2026-02-22 - Completing a Selenium-Based Book PDF Crawler

One-Line Summary

I extended ai_crawling_books from a CLI into a PyQt6 desktop GUI with packaging preparation. The tool collects search results from a book title and author, checks license signals and domain trust together, and filters PDF candidates that are more likely to be legally downloadable.

Why I Started

I wanted to find PDF candidates from only a book title and author, but I did not want to blindly mix in unauthorized copies. Instead of simply collecting as many search results as possible, I needed automation that could first narrow the results to candidates with legal distribution signals.

Some early documents still had names like ai_crawling_books_by_codex. The starting point of this work was to align the README, execution flow, GUI, and packaging direction around the actual project name: ai_crawling_books.

Clarifying The Concepts First

The search layer was split by provider. I separated brave, which depends more on Juwon’s local environment, from bing, which is more suitable as a general default for distribution.

Search results are normalized into a SearchResult shape. The crawler calculates relevance_score by combining title and author token matching, PDF signals, open-access signals, and noisy-domain penalties.

Page analysis is handled with Selenium. The crawler visits URLs, collects title, meta, and body text, then looks for author, publisher, year, ISBN, and PDF link hints.

License detection checks positive signals such as Creative Commons, CC BY, CC0, Public Domain, and Open Access together with negative signals such as copyright, no download, and purchase. This tool is not a legal guarantee engine. It is a filtering tool for reducing risky candidates.

References

  • Existing book_crawler package structure
  • CLI, Selenium crawler, runner, validators
  • license_detector, downloader, search_ranker
  • README installation, usage, safety policy, and test notes
  • Brave search local integration flow
  • Bing search result page parsing flow
  • Upwork portfolio structure
  • skill-creator, linear-project-planner

What I Built

I cleaned up the README around the ai_crawling_books name. The confirmed commit was a7a033d docs: update project readme.
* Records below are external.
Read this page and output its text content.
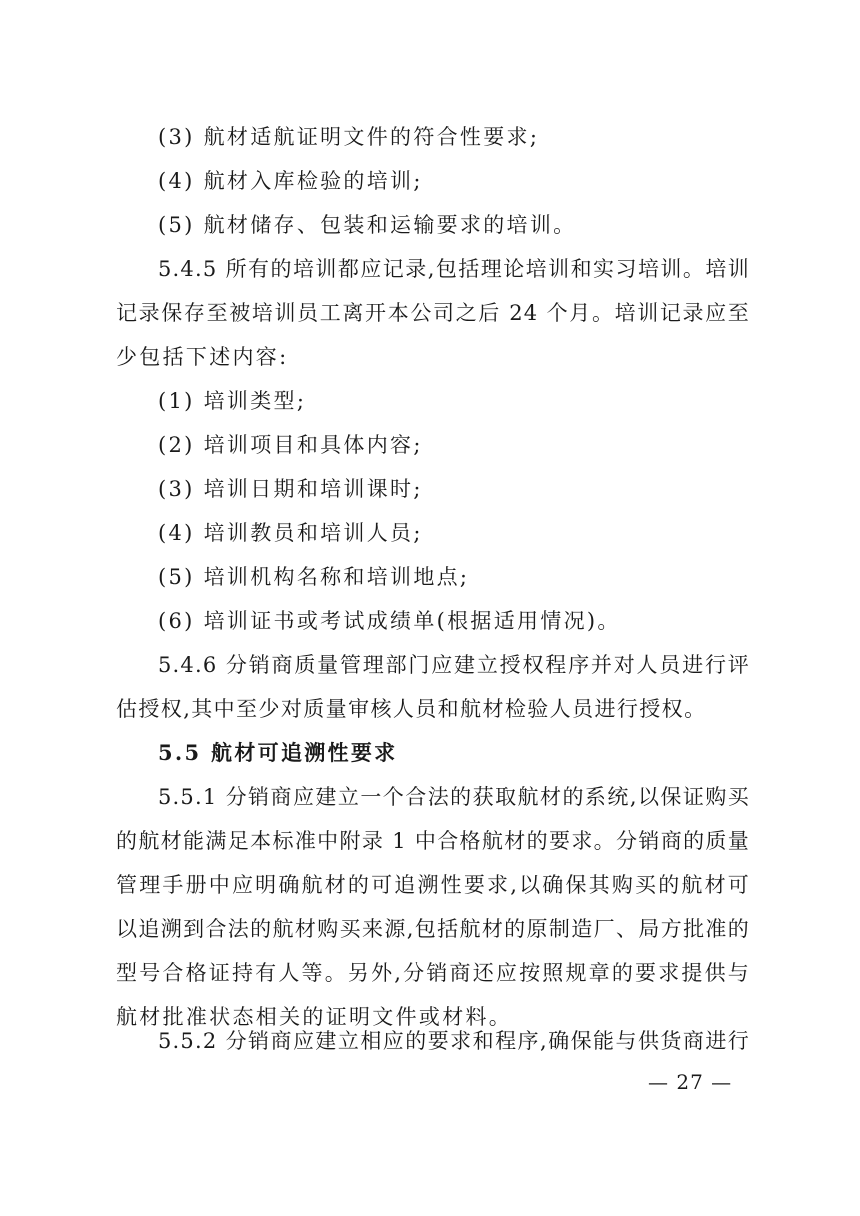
(3) 航材适航证明文件的符合性要求;
(4) 航材入库检验的培训;
(5) 航材储存、包装和运输要求的培训。
5.4.5 所有的培训都应记录,包括理论培训和实习培训。培训
记录保存至被培训员工离开本公司之后 24 个月。培训记录应至
少包括下述内容:
(1) 培训类型;
(2) 培训项目和具体内容;
(3) 培训日期和培训课时;
(4) 培训教员和培训人员;
(5) 培训机构名称和培训地点;
(6) 培训证书或考试成绩单(根据适用情况)。
5.4.6 分销商质量管理部门应建立授权程序并对人员进行评
估授权,其中至少对质量审核人员和航材检验人员进行授权。
5.5 航材可追溯性要求
5.5.1 分销商应建立一个合法的获取航材的系统,以保证购买
的航材能满足本标准中附录 1 中合格航材的要求。分销商的质量
管理手册中应明确航材的可追溯性要求,以确保其购买的航材可
以追溯到合法的航材购买来源,包括航材的原制造厂、局方批准的
型号合格证持有人等。另外,分销商还应按照规章的要求提供与
航材批准状态相关的证明文件或材料。
5.5.2 分销商应建立相应的要求和程序,确保能与供货商进行
— 27 —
I separated the search providers into brave and bing, then added result normalization and relevance scoring. After that, Selenium opens result pages, collects metadata and PDF hints, and records allowed or blocked decisions based on license signals.
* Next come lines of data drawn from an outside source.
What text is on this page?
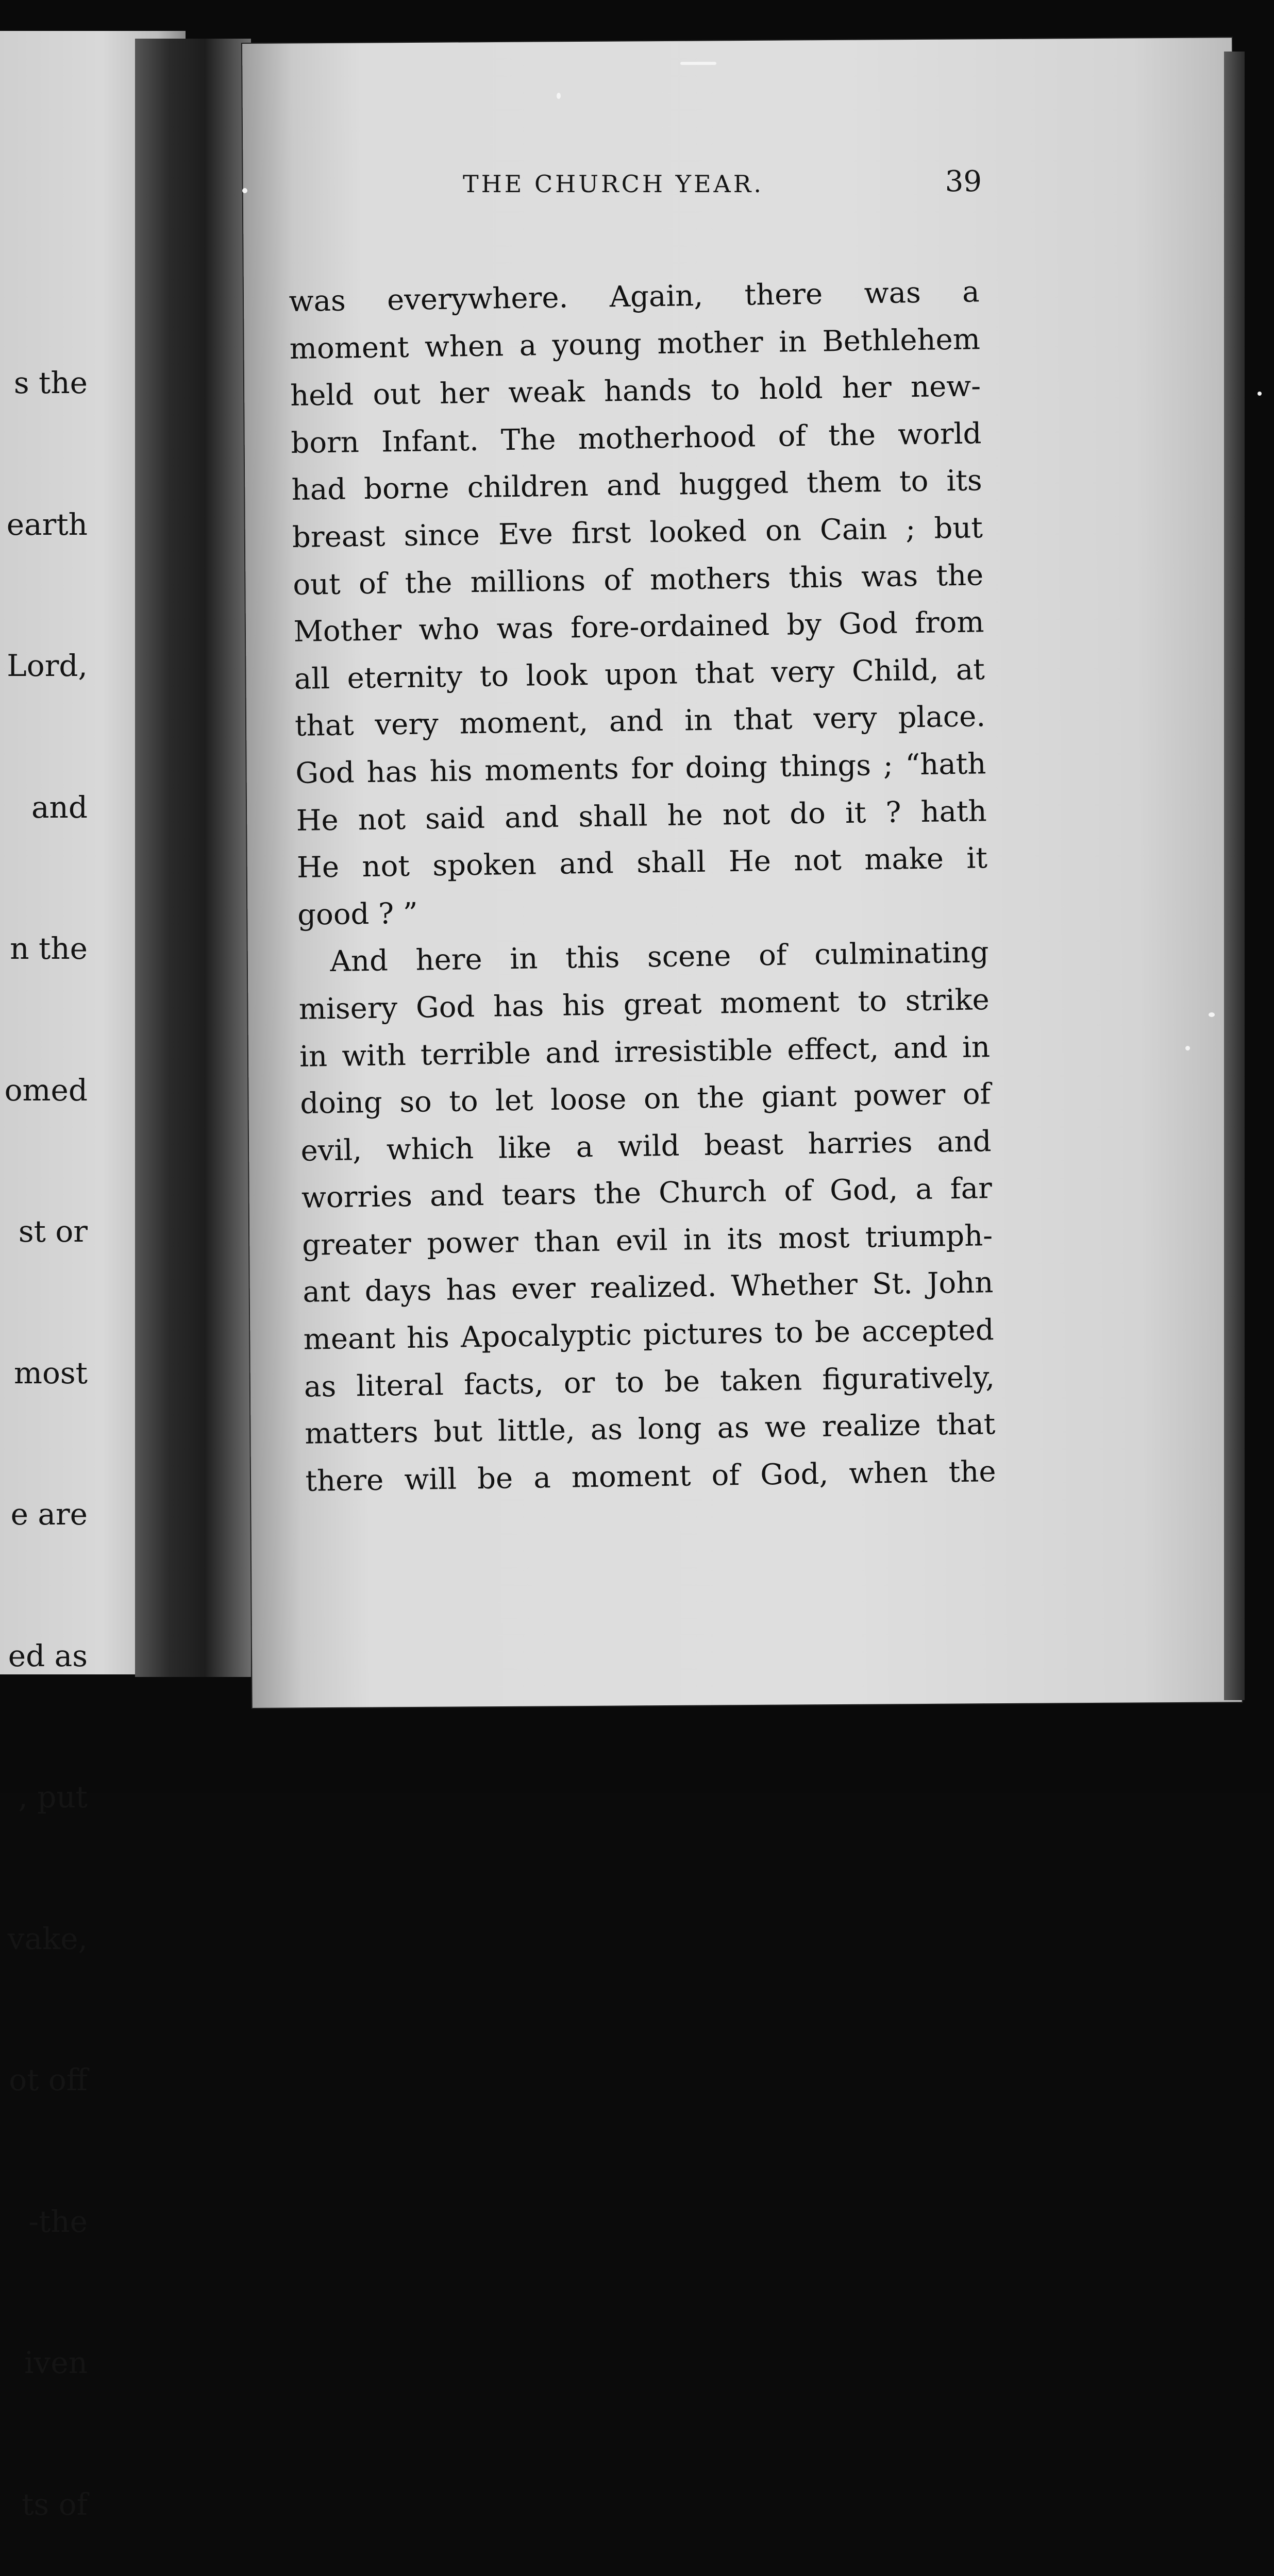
s the

earth

Lord,

and

n the

omed

st or

most

e are

ed as

, put

vake,

ot off

-the

iven

ts of

THE CHURCH YEAR.	39
was everywhere. Again, there was a
moment when a young mother in Bethlehem
held out her weak hands to hold her new-
born Infant. The motherhood of the world
had borne children and hugged them to its
breast since Eve first looked on Cain ; but
out of the millions of mothers this was the
Mother who was fore-ordained by God from
all eternity to look upon that very Child, at
that very moment, and in that very place.
God has his moments for doing things ; “hath
He not said and shall he not do it ? hath
He not spoken and shall He not make it
good ? ”
And here in this scene of culminating
misery God has his great moment to strike
in with terrible and irresistible effect, and in
doing so to let loose on the giant power of
evil, which like a wild beast harries and
worries and tears the Church of God, a far
greater power than evil in its most triumph-
ant days has ever realized. Whether St. John
meant his Apocalyptic pictures to be accepted
as literal facts, or to be taken figuratively,
matters but little, as long as we realize that
there will be a moment of God, when the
Before saving a file, the download layer checks content-type: application/pdf and records file size and SHA-256. In dry-run mode, the tool only inspects and evaluates candidates without downloading them.
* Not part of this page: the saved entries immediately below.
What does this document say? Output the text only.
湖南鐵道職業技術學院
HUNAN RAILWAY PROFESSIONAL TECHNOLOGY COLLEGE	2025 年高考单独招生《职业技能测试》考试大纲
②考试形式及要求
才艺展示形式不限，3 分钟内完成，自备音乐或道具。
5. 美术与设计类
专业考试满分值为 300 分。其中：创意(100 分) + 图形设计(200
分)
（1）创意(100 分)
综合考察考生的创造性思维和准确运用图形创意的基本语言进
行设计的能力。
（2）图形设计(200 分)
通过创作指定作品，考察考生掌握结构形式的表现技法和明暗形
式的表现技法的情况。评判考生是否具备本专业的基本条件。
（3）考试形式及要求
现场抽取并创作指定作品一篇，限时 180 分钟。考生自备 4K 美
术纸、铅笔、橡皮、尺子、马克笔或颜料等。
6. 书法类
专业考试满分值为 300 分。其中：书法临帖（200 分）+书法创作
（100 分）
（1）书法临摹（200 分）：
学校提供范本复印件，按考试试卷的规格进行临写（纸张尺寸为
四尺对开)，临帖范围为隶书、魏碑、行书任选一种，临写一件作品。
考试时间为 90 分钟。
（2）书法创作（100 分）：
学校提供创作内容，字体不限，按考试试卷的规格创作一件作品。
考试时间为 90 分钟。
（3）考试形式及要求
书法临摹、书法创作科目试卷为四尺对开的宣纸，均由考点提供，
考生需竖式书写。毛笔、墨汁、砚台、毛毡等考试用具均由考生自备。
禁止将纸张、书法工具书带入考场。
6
At first, I added a localhost-based web GUI. That flow remains in commit e2e2d6f feat: add local gui workflow. After user feedback, I switched to a PyQt6 desktop app, which corresponds to e356c5b feat: switch gui to pyqt.

The PyQt6 GUI includes Title, Author, Output, Provider, Language, Max results, Retries, Timeout, Dry run, Run/Cancel/Load result, a result table, Details JSON, and Logs.

The related files are:

  • book_crawler/gui.py
  • book_crawler/gui_entry.py
  • scripts/build_zip.py

I also added dependencies:

  • requirements.txt: PyQt6>=6.10,<7
  • requirements-dev.txt: pyinstaller>=6.20,<7

Verification used these commands:

python3 -m unittest discover -s tests
python3 -m py_compile book_crawler/*.py
python3 scripts/build_zip.py --help

The test run reported Ran 10 tests ... OK, and py_compile also passed. On macOS, I verified that the GUI launched with the window name ai_crawling_books and size 1180x792.

I also organized the work scope as a Linear project. I created and completed 15 tasks from JUW-39 through JUW-53.

What Blocked Me

The first issue was the expectation around the word “GUI.” A localhost web UI can technically be a GUI, but the user expected a desktop app. That is why I moved the interface to PyQt6.

The second issue was provider selection. brave depends heavily on Juwon’s local skill setup, so it was not a good default for general distribution. Setting bing as the default provider was the better direction.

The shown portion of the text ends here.